Tech Note 101 describes the idea and gives a few initial findings.
http://stupendous.rit.edu/tass/technotes/tn0101.html
I have finished running a first pass of the ensemble photometry
code on most of the Mark IV data. Below is a table which summarizes
the properties of the resulting ensembles. The quantity of interest
is the "scatter around mean ensemble magnitude"; that tells us how
_precise_ the Mark IV photometry of a single star is from one night
to the next to the next.
Caveat: to appear in this analysis, I required that a single star
be measured at least 5 times in both V and I.
In the table below, I break all the data into bins by the magnitude
of stars.

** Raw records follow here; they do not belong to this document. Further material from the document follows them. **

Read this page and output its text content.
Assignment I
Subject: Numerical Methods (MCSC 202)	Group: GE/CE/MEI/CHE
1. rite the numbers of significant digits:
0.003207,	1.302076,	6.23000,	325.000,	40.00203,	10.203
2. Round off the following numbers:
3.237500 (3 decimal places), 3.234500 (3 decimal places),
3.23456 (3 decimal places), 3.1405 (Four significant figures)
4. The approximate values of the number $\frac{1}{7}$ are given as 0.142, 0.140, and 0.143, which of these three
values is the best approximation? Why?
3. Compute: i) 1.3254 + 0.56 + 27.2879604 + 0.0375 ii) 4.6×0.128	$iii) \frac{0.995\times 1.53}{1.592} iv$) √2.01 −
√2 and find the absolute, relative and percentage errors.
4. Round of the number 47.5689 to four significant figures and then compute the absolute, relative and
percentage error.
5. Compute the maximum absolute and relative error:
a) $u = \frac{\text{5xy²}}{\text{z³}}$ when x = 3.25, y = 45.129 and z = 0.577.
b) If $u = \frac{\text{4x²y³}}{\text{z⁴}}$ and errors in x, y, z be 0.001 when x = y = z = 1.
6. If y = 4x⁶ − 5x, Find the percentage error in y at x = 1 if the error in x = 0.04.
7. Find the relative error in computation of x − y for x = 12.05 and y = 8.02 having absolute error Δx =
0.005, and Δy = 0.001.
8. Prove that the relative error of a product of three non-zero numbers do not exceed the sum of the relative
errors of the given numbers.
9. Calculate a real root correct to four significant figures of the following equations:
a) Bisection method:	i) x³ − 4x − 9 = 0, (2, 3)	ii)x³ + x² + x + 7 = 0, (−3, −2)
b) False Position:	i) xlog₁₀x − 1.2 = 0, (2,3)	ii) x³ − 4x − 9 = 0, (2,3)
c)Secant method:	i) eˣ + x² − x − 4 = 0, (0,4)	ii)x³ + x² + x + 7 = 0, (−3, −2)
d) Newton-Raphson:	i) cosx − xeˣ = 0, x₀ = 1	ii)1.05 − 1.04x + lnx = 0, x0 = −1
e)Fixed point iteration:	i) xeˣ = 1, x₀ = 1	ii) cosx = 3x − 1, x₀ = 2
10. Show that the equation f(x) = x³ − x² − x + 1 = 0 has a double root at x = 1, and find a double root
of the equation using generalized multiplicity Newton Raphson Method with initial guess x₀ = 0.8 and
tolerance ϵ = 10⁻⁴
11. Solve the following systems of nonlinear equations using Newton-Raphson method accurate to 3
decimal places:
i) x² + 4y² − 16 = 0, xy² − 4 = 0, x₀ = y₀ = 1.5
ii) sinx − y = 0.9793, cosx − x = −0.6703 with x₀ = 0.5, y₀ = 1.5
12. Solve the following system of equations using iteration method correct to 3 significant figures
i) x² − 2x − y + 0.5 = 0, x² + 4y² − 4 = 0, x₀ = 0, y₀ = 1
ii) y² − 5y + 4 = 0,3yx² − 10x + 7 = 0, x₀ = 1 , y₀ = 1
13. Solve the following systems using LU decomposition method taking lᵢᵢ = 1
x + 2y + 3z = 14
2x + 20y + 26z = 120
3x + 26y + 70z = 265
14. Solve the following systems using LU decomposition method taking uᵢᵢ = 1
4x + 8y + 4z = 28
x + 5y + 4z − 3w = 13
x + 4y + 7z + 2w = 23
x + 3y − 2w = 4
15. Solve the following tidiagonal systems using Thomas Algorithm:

Within each bin, I list
N number of stars in this bin
unclipped mean and stdev of the scatter within each bin
clipped ditto, after 1 round of 3-sigma clipping
median median of scatter within each bin
iqm mean and stdev of all scatter values
between the 25'th and 75'th quartile
# min max N unclipped clipped median interquartile
# mean stdev mean stdev mean stdev
#----------------------------------------------------------------------------
V-band
7.0 8.0 1398 0.032 0.016 0.030 0.012 0.029 0.029 0.005
8.0 9.0 4098 0.038 0.025 0.037 0.015 0.035 0.035 0.006
9.0 10.0 10887 0.043 0.026 0.041 0.016 0.038 0.039 0.006
10.0 11.0 26699 0.049 0.031 0.046 0.017 0.043 0.044 0.006
11.0 12.0 63549 0.067 0.035 0.063 0.019 0.061 0.061 0.007
12.0 13.0 72528 0.110 0.042 0.105 0.030 0.103 0.104 0.012
13.0 14.0 80510 0.161 0.056 0.155 0.045 0.153 0.154 0.018
14.0 15.0 2290 0.231 0.079 0.225 0.069 0.223 0.225 0.029
# min max N unclipped clipped median interquartile
# mean stdev mean stdev mean stdev
#---------------------------------------------------------------------------
I-band
7.0 8.0 19210 0.045 0.039 0.039 0.023 0.033 0.035 0.008
8.0 9.0 46670 0.035 0.030 0.030 0.017 0.026 0.027 0.006
9.0 10.0 115141 0.034 0.028 0.031 0.016 0.028 0.028 0.006
10.0 11.0 276427 0.037 0.026 0.035 0.014 0.032 0.033 0.005
11.0 12.0 628596 0.049 0.023 0.047 0.015 0.046 0.046 0.006
12.0 13.0 789607 0.077 0.031 0.073 0.024 0.072 0.072 0.009
13.0 14.0 111809 0.118 0.050 0.112 0.039 0.111 0.112 0.015
14.0 15.0 371 0.275 0.096 0.273 0.085 0.275 0.274 0.034
You can find a figure which illustrates some of these columns
at the URL
http://spiff.rit.edu/richmond/temp/scatter.gif (GIF)
http://spiff.rit.edu/richmond/temp/scatter.ps (postscript)
The bottom line is that the typical scatter left over after
doing the ensemble photometry is about 3 percent at best, and increases
to around 12 percent at the faint end.
This is right along the lines of earlier work I and others have
done, so no big surprise. This just confirms that the results
remain when you consider all the data.
Very slowly, I am making my way through this sort of analysis.